# Is this true?

• Feb 8th 2011, 03:11 PM
Googl
Is this true?
Hi, I am revising on Trig at the moment.

Would you say;

R sin (x+36.9) = R cos (x-53.1)

I have just transformed these equations from 3 cos x - 4 sin x using the alpha method.
• Feb 8th 2011, 03:17 PM
dwsmith
Quote:

Originally Posted by Googl
Hi, I am revising on Trig at the moment.

Would you say;

R sin (x+36.9) = R cos (x-53.1)

I have just transformed these equations from 3 cos x - 4 sin x using the alpha method.

Huh?

What was the original problem?

$\displaystyle 3\cos(x)-4\sin(x)=0\text{?}$

If so, solve

$\displaystyle \displaystyle\tan(x)=\frac{3}{4}$
• Feb 8th 2011, 03:22 PM
Googl
Quote:

Originally Posted by dwsmith
Huh?

What was the original problem?

$\displaystyle 3\cos(x)-4\sin(x)=0\text{?}$

If so, solve

$\displaystyle \displaystyle\tan(x)=\frac{3}{4}$

Would you be able to draw a cos and sin graph with that? Try to convert it to a cos/sin equation first and see what equation you end up with.
• Feb 8th 2011, 03:24 PM
dwsmith
Quote:

Originally Posted by Googl
Would you be able to draw a cos and sin graph with that? Try to convert it to a cos/sin equation first and see what equation you end up with.

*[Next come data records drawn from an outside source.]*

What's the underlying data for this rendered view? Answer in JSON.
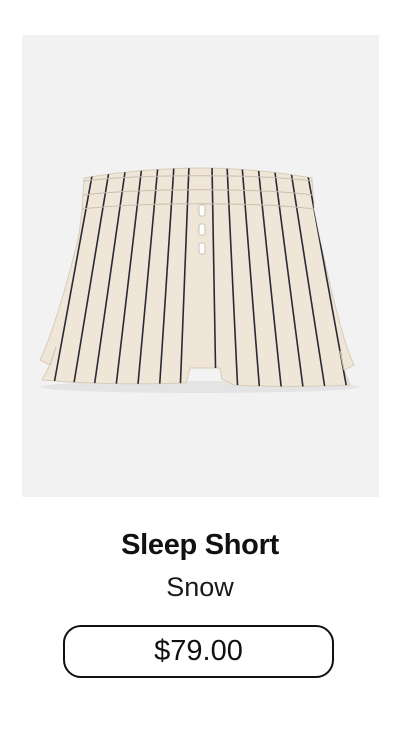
{
  "product": {
    "name": "Sleep Short",
    "color": "Snow",
    "price": "$79.00",
    "image_alt": "Sleep Short in Snow"
  },
  "colors": {
    "background": "#ffffff",
    "image_background": "#f2f2f2",
    "fabric": "#efe6d8",
    "stripe": "#2a2a35",
    "text": "#111111"
  }
}
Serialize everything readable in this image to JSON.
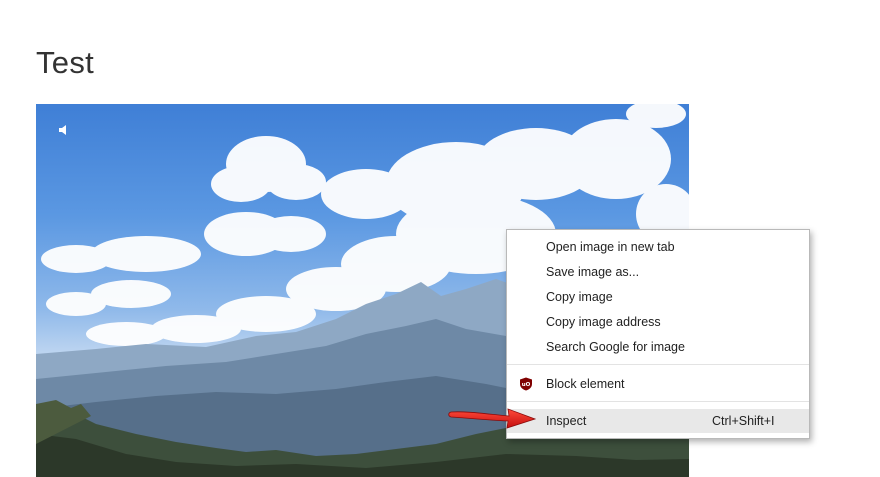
{
  "page": {
    "title": "Test"
  },
  "image": {
    "alt_icon": "speaker-icon"
  },
  "context_menu": {
    "items": [
      {
        "label": "Open image in new tab"
      },
      {
        "label": "Save image as..."
      },
      {
        "label": "Copy image"
      },
      {
        "label": "Copy image address"
      },
      {
        "label": "Search Google for image"
      },
      {
        "label": "Block element",
        "icon": "ublock-origin-icon",
        "icon_color": "#800000"
      },
      {
        "label": "Inspect",
        "shortcut": "Ctrl+Shift+I",
        "highlighted": true
      }
    ]
  },
  "annotation": {
    "arrow_color": "#e02020",
    "points_to": "Inspect"
  }
}
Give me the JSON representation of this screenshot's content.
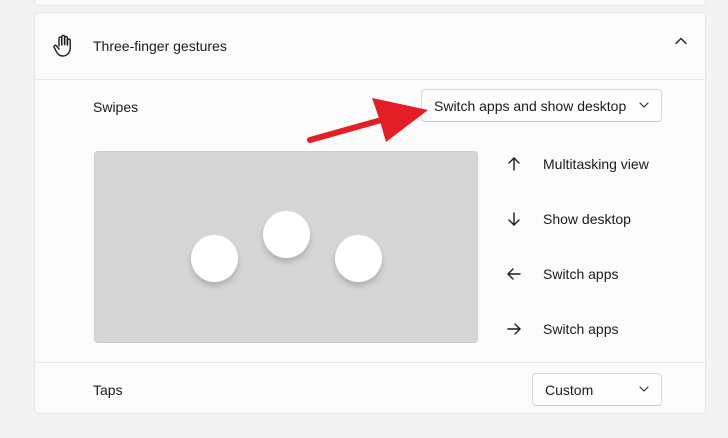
{
  "section": {
    "title": "Three-finger gestures",
    "header_icon": "hand-icon",
    "collapse_icon": "chevron-up-icon"
  },
  "swipes": {
    "label": "Swipes",
    "selected": "Switch apps and show desktop"
  },
  "directions": [
    {
      "icon": "arrow-up-icon",
      "label": "Multitasking view"
    },
    {
      "icon": "arrow-down-icon",
      "label": "Show desktop"
    },
    {
      "icon": "arrow-left-icon",
      "label": "Switch apps"
    },
    {
      "icon": "arrow-right-icon",
      "label": "Switch apps"
    }
  ],
  "taps": {
    "label": "Taps",
    "selected": "Custom"
  },
  "colors": {
    "annotation_arrow": "#e41e26",
    "preview_bg": "#d6d6d6"
  }
}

What was the exact question you were given?
• Feb 8th 2011, 03:30 PM
Googl
Try to write $\displaystyle y = 3 cos x - 4 sin x$ as;

$\displaystyle y = R cos(x-[alpha])$

and

$\displaystyle y = R sin(x+[alpha])$

[alpha] is the alpha symbol

That
• Feb 8th 2011, 07:08 PM
Soroban
Hello, Googl!

Quote:

$\displaystyle \text{Try to write }y \:=\:3\cos x - 4\sin x$

$\displaystyle \text{as: }\;\begin{Bmatrix}y \:=\: R\cos(x-\alpha) \\ \text{and} \\ y \:=\: R\sin(x+\alpha) \end{Bmatrix}$

We have: .$\displaystyle y \;=\;3\cos x - 4\sin x$

Multiply by $\displaystyle \frac{5}{5}\!:$

. . $\displaystyle y \;=\;\frac{5}{5}(3\cos x - 4\sin x) \quad\Rightarrow\quad y \;=\; 5\left(\frac{3}{5}\cos x - \frac{4}{5}\sin x\right)$ .[1]

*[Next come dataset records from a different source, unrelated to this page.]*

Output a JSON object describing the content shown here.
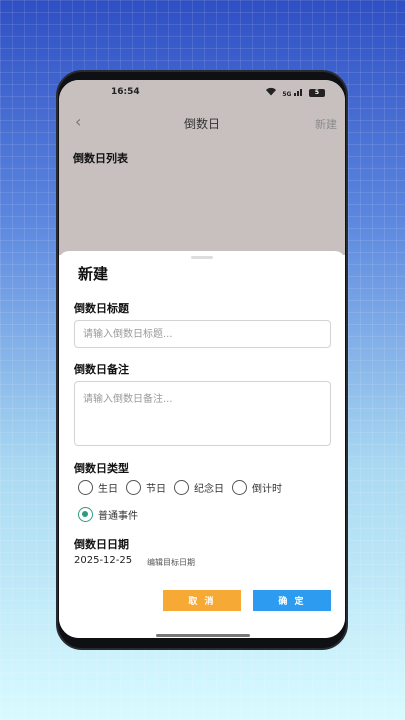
{
  "status_bar": {
    "time": "16:54",
    "signal_label": "5G",
    "battery": "5"
  },
  "nav": {
    "back_icon": "chevron-left-icon",
    "title": "倒数日",
    "new_label": "新建"
  },
  "list": {
    "title": "倒数日列表"
  },
  "sheet": {
    "title": "新建",
    "title_label": "倒数日标题",
    "title_placeholder": "请输入倒数日标题...",
    "note_label": "倒数日备注",
    "note_placeholder": "请输入倒数日备注...",
    "type_label": "倒数日类型",
    "types": [
      "生日",
      "节日",
      "纪念日",
      "倒计时",
      "普通事件"
    ],
    "selected_type": "普通事件",
    "date_label": "倒数日日期",
    "date_value": "2025-12-25",
    "edit_date_label": "编辑目标日期",
    "cancel_label": "取 消",
    "ok_label": "确 定"
  },
  "colors": {
    "accent_green": "#2e9b7f",
    "cancel": "#f6a935",
    "confirm": "#2d9bf0"
  }
}
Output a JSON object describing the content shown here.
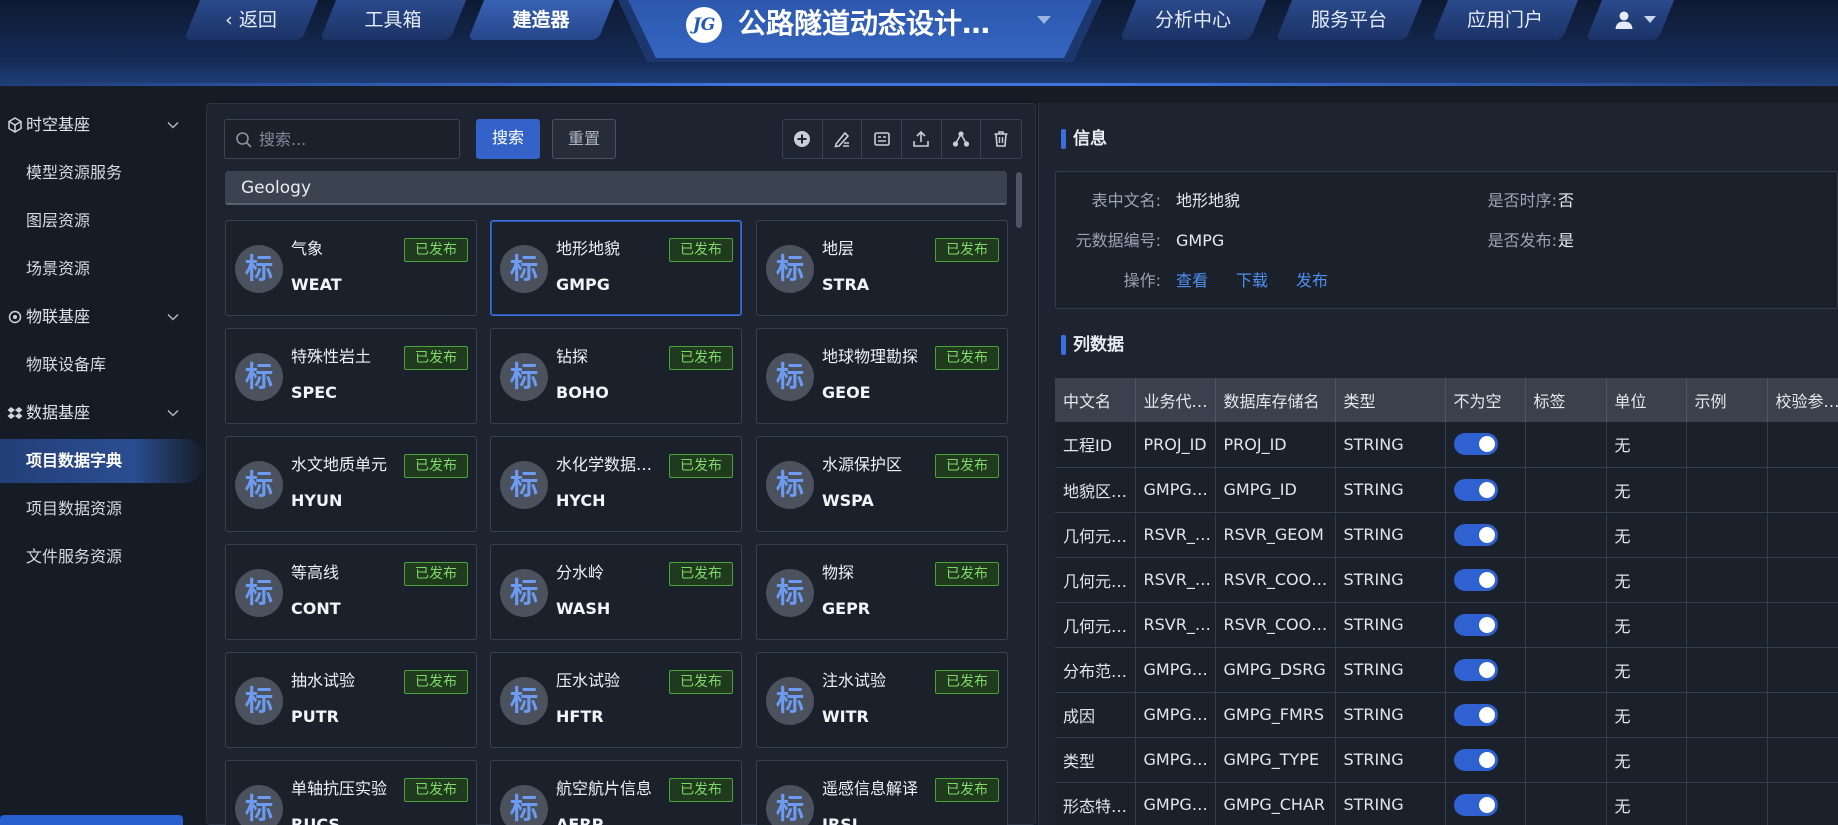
{
  "nav": {
    "back_label": "返回",
    "toolbox_label": "工具箱",
    "builder_label": "建造器",
    "app_title": "公路隧道动态设计…",
    "analysis_label": "分析中心",
    "service_label": "服务平台",
    "portal_label": "应用门户",
    "logo_text": "JG"
  },
  "sidebar": {
    "groups": [
      {
        "label": "时空基座",
        "icon": "cube-icon"
      },
      {
        "label": "物联基座",
        "icon": "iot-icon"
      },
      {
        "label": "数据基座",
        "icon": "dropbox-icon"
      }
    ],
    "items": [
      {
        "label": "模型资源服务"
      },
      {
        "label": "图层资源"
      },
      {
        "label": "场景资源"
      },
      {
        "label": "物联设备库"
      },
      {
        "label": "项目数据字典",
        "active": true
      },
      {
        "label": "项目数据资源"
      },
      {
        "label": "文件服务资源"
      }
    ]
  },
  "search": {
    "placeholder": "搜索...",
    "value": "",
    "search_label": "搜索",
    "reset_label": "重置"
  },
  "toolbar_icons": [
    "add-icon",
    "edit-icon",
    "form-icon",
    "upload-icon",
    "relation-icon",
    "delete-icon"
  ],
  "group": {
    "name": "Geology"
  },
  "cards": [
    {
      "badge": "标",
      "name": "气象",
      "code": "WEAT",
      "status": "已发布"
    },
    {
      "badge": "标",
      "name": "地形地貌",
      "code": "GMPG",
      "status": "已发布",
      "selected": true
    },
    {
      "badge": "标",
      "name": "地层",
      "code": "STRA",
      "status": "已发布"
    },
    {
      "badge": "标",
      "name": "特殊性岩土",
      "code": "SPEC",
      "status": "已发布"
    },
    {
      "badge": "标",
      "name": "钻探",
      "code": "BOHO",
      "status": "已发布"
    },
    {
      "badge": "标",
      "name": "地球物理勘探",
      "code": "GEOE",
      "status": "已发布"
    },
    {
      "badge": "标",
      "name": "水文地质单元",
      "code": "HYUN",
      "status": "已发布"
    },
    {
      "badge": "标",
      "name": "水化学数据…",
      "code": "HYCH",
      "status": "已发布"
    },
    {
      "badge": "标",
      "name": "水源保护区",
      "code": "WSPA",
      "status": "已发布"
    },
    {
      "badge": "标",
      "name": "等高线",
      "code": "CONT",
      "status": "已发布"
    },
    {
      "badge": "标",
      "name": "分水岭",
      "code": "WASH",
      "status": "已发布"
    },
    {
      "badge": "标",
      "name": "物探",
      "code": "GEPR",
      "status": "已发布"
    },
    {
      "badge": "标",
      "name": "抽水试验",
      "code": "PUTR",
      "status": "已发布"
    },
    {
      "badge": "标",
      "name": "压水试验",
      "code": "HFTR",
      "status": "已发布"
    },
    {
      "badge": "标",
      "name": "注水试验",
      "code": "WITR",
      "status": "已发布"
    },
    {
      "badge": "标",
      "name": "单轴抗压实验",
      "code": "RUCS",
      "status": "已发布"
    },
    {
      "badge": "标",
      "name": "航空航片信息",
      "code": "AERP",
      "status": "已发布"
    },
    {
      "badge": "标",
      "name": "遥感信息解译",
      "code": "IRSI",
      "status": "已发布"
    }
  ],
  "info": {
    "title": "信息",
    "cn_name_label": "表中文名:",
    "cn_name": "地形地貌",
    "timeseries_label": "是否时序:",
    "timeseries": "否",
    "meta_code_label": "元数据编号:",
    "meta_code": "GMPG",
    "published_label": "是否发布:",
    "published": "是",
    "ops_label": "操作:",
    "view_link": "查看",
    "download_link": "下载",
    "publish_link": "发布"
  },
  "columns": {
    "title": "列数据",
    "headers": [
      "中文名",
      "业务代…",
      "数据库存储名",
      "类型",
      "不为空",
      "标签",
      "单位",
      "示例",
      "校验参…"
    ],
    "rows": [
      {
        "cn": "工程ID",
        "biz": "PROJ_ID",
        "db": "PROJ_ID",
        "type": "STRING",
        "notnull": true,
        "tag": "",
        "unit": "无",
        "example": "",
        "check": ""
      },
      {
        "cn": "地貌区…",
        "biz": "GMPG…",
        "db": "GMPG_ID",
        "type": "STRING",
        "notnull": true,
        "tag": "",
        "unit": "无",
        "example": "",
        "check": ""
      },
      {
        "cn": "几何元…",
        "biz": "RSVR_…",
        "db": "RSVR_GEOM",
        "type": "STRING",
        "notnull": true,
        "tag": "",
        "unit": "无",
        "example": "",
        "check": ""
      },
      {
        "cn": "几何元…",
        "biz": "RSVR_…",
        "db": "RSVR_COO…",
        "type": "STRING",
        "notnull": true,
        "tag": "",
        "unit": "无",
        "example": "",
        "check": ""
      },
      {
        "cn": "几何元…",
        "biz": "RSVR_…",
        "db": "RSVR_COO…",
        "type": "STRING",
        "notnull": true,
        "tag": "",
        "unit": "无",
        "example": "",
        "check": ""
      },
      {
        "cn": "分布范…",
        "biz": "GMPG…",
        "db": "GMPG_DSRG",
        "type": "STRING",
        "notnull": true,
        "tag": "",
        "unit": "无",
        "example": "",
        "check": ""
      },
      {
        "cn": "成因",
        "biz": "GMPG…",
        "db": "GMPG_FMRS",
        "type": "STRING",
        "notnull": true,
        "tag": "",
        "unit": "无",
        "example": "",
        "check": ""
      },
      {
        "cn": "类型",
        "biz": "GMPG…",
        "db": "GMPG_TYPE",
        "type": "STRING",
        "notnull": true,
        "tag": "",
        "unit": "无",
        "example": "",
        "check": ""
      },
      {
        "cn": "形态特…",
        "biz": "GMPG…",
        "db": "GMPG_CHAR",
        "type": "STRING",
        "notnull": true,
        "tag": "",
        "unit": "无",
        "example": "",
        "check": ""
      }
    ]
  },
  "colors": {
    "accent": "#3363c9",
    "status_border": "#4aa23a",
    "status_text": "#7fd86a",
    "link": "#4d8ef0",
    "badge_text": "#6d9bf2"
  }
}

Let $\displaystyle \,\alpha$ be an acute angle is a 3-4-5 right triangle.

Code:

             *           /|           / |       5 /  |4         /  |       /α  |       *-----*         3

And we have: .$\displaystyle \begin{Bmatrix}\cos\alpha \:=\:\frac{3}{5} \\ \\[-3mm] \sin\alpha \:=\:\frac{4}{5} \end{Bmatrix}$

Substitute into [1]:

. . $\displaystyle y \;=\;5\left(\cos\alpha \cos x - \sin\alpha\sin x)$

Therefore: .$\displaystyle y \;=\;5\cos(x + \alpha)$

. . where $\displaystyle \alpha \:=\:\sin^{\text{-}1}\left(\frac{4}{5}\right) \:\approx\:53.1^o$

• Feb 8th 2011, 11:32 PM
Googl
I forgot to give you the R values sorry. R is 5 in my original post and it's similar to what you have here.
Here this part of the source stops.